Почему именно Италия, а не, скажем, Франция, тяготение к которой в последнее время кажется более заметным?

Потому что именно Италия самая важная страна для России, Европы, христианства, культуры и следовательно мира (можно в обратном порядке), к чему бы то ни было в последнее время тяготения: об этом я подробно пишу.

К тому же я с четырнадцати лет решил заниматься итальянским маньеризмом, и, несмотря на различные отклонения, я им, в общем-то и занимаюсь, т.е. Италией.

И, наконец, по своему социальному положению я хранитель итальянской гравюры, так что мне и карты в руки.

А почему (и чем) вас увлек именно маньеризм?

Это отдельная история, о которой здесь, я думаю, не нужно распространяться. Запрещенностью и недоступностью, конечно, но за нашу жизнь изменились и мы с маньеризмом, и наши отношения. В Ломбардии, кстати, маньеризма меньше, чем в Тоскане и Риме, например.

Почему вы начали с севера Италии, а не с каких-то более громких туристических центров?

Для русских в начале  прошлого века Италия начиналась с Венеции, с моря (поезда) самый восточный город, первый, если ехать из России, с нее и начинает свою книгу Муратов.

Сейчас Италия  для большинства начинается именно с Милана и с аэропорта с них и начинаю книгу, подробно это объясняя. Ну, а далее, удобно же Ломбардию же и объездить, тем более, что Ломбардия как раз и не слишком знакома, а некоторые города: Лоди, Монца, Комо, Пьяченца, Кремона как бы вообще впервые появляются на культурной карте русского сознания, извините за такой росчерк. 

Вы приезжаете в какой-то новый город. Почему нужно идти в музей, а не, скажем, просто гулять по его улицам и магазинам. Хорошо, когда есть время для того и для другого, а если альтернативы нет, как сделать выбор?

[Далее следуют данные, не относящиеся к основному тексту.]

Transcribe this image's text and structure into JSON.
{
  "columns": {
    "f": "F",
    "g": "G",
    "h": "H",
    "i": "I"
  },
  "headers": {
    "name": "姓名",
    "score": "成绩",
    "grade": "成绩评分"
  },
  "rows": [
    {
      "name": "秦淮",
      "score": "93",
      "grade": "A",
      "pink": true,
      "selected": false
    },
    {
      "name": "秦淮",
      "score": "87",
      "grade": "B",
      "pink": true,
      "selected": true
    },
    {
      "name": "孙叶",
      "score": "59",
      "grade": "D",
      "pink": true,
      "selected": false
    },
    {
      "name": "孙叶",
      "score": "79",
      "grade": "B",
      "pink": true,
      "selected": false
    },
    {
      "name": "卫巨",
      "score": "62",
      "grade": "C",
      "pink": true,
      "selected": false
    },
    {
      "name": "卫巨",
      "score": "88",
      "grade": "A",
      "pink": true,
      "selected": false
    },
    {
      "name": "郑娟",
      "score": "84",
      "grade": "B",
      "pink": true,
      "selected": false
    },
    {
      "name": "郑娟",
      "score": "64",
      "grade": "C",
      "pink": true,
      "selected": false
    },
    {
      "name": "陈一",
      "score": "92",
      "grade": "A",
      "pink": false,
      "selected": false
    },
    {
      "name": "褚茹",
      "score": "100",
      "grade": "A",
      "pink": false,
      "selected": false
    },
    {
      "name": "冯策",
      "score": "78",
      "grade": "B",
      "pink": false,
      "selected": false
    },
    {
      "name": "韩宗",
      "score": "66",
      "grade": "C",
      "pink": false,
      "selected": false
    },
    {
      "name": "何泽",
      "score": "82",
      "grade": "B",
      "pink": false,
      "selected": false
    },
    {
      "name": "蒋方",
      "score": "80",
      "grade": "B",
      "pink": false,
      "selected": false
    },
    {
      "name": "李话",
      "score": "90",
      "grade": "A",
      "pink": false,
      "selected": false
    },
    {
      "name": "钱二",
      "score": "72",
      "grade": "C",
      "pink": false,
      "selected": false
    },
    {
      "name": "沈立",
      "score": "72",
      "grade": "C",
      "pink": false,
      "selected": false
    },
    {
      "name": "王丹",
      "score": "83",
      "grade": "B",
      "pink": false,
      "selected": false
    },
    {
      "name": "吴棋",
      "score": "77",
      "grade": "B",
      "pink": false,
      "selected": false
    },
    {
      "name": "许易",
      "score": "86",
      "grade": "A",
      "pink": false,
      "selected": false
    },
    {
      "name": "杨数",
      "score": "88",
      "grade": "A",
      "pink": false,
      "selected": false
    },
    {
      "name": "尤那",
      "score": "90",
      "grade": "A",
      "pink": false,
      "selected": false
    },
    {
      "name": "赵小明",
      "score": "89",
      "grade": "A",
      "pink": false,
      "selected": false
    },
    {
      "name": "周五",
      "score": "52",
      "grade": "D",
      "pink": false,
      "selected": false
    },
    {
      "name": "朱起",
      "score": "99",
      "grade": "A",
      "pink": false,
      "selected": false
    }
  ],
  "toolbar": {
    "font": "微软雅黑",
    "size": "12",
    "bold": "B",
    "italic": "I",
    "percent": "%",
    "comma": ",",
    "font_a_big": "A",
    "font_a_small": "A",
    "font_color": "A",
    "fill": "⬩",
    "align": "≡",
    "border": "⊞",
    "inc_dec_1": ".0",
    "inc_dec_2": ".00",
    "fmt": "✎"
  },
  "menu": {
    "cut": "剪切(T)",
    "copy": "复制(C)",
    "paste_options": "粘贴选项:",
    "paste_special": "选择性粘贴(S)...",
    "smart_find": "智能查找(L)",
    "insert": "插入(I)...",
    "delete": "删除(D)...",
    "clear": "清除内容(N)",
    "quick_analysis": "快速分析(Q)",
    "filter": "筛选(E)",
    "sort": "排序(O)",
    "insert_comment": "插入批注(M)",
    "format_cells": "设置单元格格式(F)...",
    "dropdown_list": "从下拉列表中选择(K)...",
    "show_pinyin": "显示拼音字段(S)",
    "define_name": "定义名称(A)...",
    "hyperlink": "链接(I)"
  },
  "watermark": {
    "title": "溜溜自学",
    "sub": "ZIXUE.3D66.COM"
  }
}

А и не нужно. Я, кстати, в своей книге ни в одном из описываемых мной городов сразу в музей и не иду: очень стараюсь читателя не трахать своей профессиональной узостью.

В главах про Милан я о Брера упоминаю-то вскользь, и многие, замечательные миланские музеи вообще игнорирую, описывая лишь малоизвестные (и даже не совсем музеи) по большей части.

Могу спросить также: а почему нужно идти в магазин и в ресторан, а не, скажем, просто в музей сходить? выбор зависит только от вас самих.

Ну, да, музей – вынужденная форма сожительства шедевров в неволе, а Италия (в отличие от других стран) дает возможность наблюдать объекты искусства в их естественной среде обитания. Может быть, поэтому музеи Венеции или Флоренции (Милана или Рима) могут встать в очередь за прогулками по церквям и раскопкам?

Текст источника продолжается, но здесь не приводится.